Le chat dort sur le béton brûlant de la terrasse. Il me nargue avec sa quiétude, sa bonhomie tranquille. Il ne sait pas à quel point je le hais d’être chat et je me hais d’être moi.
Il y a dans le ciel des lames de chagrin désespérées, des stries lumineuses se brisant dans le noir et qui régénèrent mon sang d’amertume.
Le chat se ramène à présent sur le lit, commence sa danse lascive de chat des Orients. Il fixe quelque chose au plafond. Trop tard, disparu. Peut-être fixait-il intensément son portrait : ses yeux sont avides de lui-même.
Ses pupilles s’accordent dans le vide : elles scintillent sous l’espace réservé au rêve.
Bientôt la vie reprendra son cours et je serai à court d’argument. Je ne saurai plus le retenir près de moi, je n’aurai plus les moyens de le contenter. Il vivra au gré des vents et des marées. Moi aussi, je vivrai parmi les poissons volants. J’aurai ma plume pour unique bouée, je flotterai sous le ciel orangé des lendemains d’orage qui font renaître les sols.
Bientôt la vie sera douce comme la caresse du sable.
Plus de peur.
Plus de pleur.
Plus de lancinant moment de doute.
Plus de désespoir.
Seulement la beauté éphémère des matinées chargées de sel sur les côtes de craie.
Pour l’instant, le vent murmure entre les feuilles des platanes qui gentiment s’agitent à ma fenêtre. Je reconnais les timides expressions des arbres de la ville. Ils sont là. Plantés à même le béton, ils sentent l’asphalte et absorbent la rage souterraine des citadins. Ils embellissent mon quotidien de leurs mouvements graciles et leurs branches généreuses.

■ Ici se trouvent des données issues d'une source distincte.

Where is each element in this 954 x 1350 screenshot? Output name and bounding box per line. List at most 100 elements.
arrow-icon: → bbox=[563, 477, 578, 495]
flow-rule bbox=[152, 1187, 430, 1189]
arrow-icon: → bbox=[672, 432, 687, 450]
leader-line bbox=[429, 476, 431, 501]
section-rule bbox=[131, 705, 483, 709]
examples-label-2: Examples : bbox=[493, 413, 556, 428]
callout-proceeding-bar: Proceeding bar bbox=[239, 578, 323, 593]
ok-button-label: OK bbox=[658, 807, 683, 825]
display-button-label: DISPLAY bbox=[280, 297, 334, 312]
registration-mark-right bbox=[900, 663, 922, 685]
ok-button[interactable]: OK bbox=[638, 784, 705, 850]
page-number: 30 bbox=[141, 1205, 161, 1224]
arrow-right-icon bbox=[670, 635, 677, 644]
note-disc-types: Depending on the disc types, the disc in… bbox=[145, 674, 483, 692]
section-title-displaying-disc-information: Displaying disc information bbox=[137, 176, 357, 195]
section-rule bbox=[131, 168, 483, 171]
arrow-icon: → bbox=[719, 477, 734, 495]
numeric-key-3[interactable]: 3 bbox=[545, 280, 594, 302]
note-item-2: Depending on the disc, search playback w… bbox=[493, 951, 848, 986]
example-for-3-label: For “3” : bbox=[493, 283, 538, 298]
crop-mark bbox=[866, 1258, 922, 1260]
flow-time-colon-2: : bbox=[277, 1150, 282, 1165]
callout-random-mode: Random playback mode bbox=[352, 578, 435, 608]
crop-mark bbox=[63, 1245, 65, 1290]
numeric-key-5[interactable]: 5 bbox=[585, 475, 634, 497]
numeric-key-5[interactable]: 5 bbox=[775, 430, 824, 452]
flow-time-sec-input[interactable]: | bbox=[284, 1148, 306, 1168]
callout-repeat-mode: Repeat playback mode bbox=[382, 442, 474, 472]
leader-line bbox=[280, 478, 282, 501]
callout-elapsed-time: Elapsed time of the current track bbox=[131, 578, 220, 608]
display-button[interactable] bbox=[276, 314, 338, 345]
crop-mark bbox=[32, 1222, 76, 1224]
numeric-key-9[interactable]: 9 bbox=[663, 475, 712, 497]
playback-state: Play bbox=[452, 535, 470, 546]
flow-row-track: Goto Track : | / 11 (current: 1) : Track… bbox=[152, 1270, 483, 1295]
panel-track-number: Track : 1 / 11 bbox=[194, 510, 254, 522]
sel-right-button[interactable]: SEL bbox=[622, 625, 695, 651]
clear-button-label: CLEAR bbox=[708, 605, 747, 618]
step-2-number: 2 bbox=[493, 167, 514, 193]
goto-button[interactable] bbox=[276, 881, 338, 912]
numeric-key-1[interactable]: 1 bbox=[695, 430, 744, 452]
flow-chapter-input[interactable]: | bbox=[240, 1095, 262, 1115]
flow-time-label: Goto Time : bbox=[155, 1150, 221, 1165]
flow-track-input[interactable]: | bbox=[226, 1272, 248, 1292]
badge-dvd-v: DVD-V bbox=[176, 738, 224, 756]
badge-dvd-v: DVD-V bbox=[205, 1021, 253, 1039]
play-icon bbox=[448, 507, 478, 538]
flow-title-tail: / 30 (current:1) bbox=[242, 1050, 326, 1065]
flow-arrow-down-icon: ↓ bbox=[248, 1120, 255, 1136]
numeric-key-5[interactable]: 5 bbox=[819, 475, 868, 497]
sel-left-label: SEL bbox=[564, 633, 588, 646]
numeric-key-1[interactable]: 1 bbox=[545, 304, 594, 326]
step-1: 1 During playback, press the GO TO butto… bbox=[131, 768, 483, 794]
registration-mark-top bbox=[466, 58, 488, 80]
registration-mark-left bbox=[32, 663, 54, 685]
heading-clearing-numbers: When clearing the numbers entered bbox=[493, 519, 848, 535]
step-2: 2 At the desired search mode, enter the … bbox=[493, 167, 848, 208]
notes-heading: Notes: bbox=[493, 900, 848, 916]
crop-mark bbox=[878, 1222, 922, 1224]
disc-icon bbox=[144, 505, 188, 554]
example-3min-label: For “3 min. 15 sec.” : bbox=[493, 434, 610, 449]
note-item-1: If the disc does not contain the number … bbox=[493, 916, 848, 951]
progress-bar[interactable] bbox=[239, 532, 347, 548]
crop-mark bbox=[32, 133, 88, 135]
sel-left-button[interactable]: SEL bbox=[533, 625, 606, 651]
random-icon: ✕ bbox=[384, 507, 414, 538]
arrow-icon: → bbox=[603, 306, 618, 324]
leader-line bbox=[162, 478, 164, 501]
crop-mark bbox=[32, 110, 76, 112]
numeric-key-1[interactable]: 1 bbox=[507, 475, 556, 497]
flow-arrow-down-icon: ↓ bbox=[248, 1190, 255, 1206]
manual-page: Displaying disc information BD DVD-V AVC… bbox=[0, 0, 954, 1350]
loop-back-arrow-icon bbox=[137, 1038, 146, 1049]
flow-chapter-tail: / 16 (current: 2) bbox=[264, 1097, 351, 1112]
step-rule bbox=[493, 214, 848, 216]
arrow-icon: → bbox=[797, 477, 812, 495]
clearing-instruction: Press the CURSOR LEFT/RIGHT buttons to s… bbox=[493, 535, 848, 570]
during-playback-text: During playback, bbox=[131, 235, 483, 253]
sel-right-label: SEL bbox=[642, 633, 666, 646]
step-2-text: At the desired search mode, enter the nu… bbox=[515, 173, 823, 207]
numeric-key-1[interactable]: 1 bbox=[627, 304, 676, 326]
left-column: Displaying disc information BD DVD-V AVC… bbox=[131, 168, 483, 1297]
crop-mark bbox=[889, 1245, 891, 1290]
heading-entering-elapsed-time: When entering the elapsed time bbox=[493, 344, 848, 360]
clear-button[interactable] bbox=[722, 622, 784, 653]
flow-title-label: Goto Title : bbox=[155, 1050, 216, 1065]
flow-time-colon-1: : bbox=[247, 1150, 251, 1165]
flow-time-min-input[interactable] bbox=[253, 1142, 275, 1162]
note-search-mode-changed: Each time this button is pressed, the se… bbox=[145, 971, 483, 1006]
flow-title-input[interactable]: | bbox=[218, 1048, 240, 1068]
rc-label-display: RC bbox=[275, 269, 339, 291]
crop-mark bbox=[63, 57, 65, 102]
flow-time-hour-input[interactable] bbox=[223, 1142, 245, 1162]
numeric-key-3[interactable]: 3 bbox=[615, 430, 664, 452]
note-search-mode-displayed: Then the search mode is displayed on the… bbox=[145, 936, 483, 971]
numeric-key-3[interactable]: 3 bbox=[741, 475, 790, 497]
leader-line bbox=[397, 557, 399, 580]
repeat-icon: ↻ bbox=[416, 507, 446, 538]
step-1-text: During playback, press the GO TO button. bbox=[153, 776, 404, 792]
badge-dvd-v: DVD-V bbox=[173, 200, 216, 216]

Le chat se blottit contre mon ventre, près pour le grand départ. Il sait ce que je sais : il partira. Il a autrefois savouré le rythme sensuel de la vie sauvage. Il sait ce qui l’attend.
Il a beau fixer mon front, je sais qu’il voit au-delà de la peau et des os. Il voit en grand ce que je pressens en tout petit.
L’envolée. La libération.
La fougue audacieuse qui traverse mon corps des pieds au bassin, du bassin à la poitrine, de la poitrine au cerveau. Se déverse tel un torrent dans mes veines, mes muscles et se déverse également dans les veines et les muscles du chat, impatient.
J’ose espérer que le monde s’endormira ce soir sous la voûte de la Mère universelle.
En rêvant ma vie de bohème, je calcule la distance me séparant de cette terre d’iode. Les couleurs n’y sont pas simulées, la Nature reprend ses droits exactement là où mon humanité se désagrège.
J’ai le bruit assourdissant des moteurs dans la gueule, alors que mon corps en surchauffe ne rêve que de silence ininterrompu. Et de la musique expérimentale à laquelle tu t’exerces, tous les jours, comme pour te racheter une part d’éternité.
Alors le chat bondit et me lacère le visage, plus fou que le monde entier. Il sent ma tension. Il est le miroir de mon inconfort.
Miaule au pied du lit.
Attend sa pitance.
Vénère sa gamelle.
Je me love au creux des draps et l’écoute réclamer son dû. Il ne reviendra jamais. Me laissera seule dans le jardin ébouriffé.
J’aurai beau parsemer le chemin de mes larmes brûlantes, il préfèrera toujours la solitude primale à mon attachement écrasant.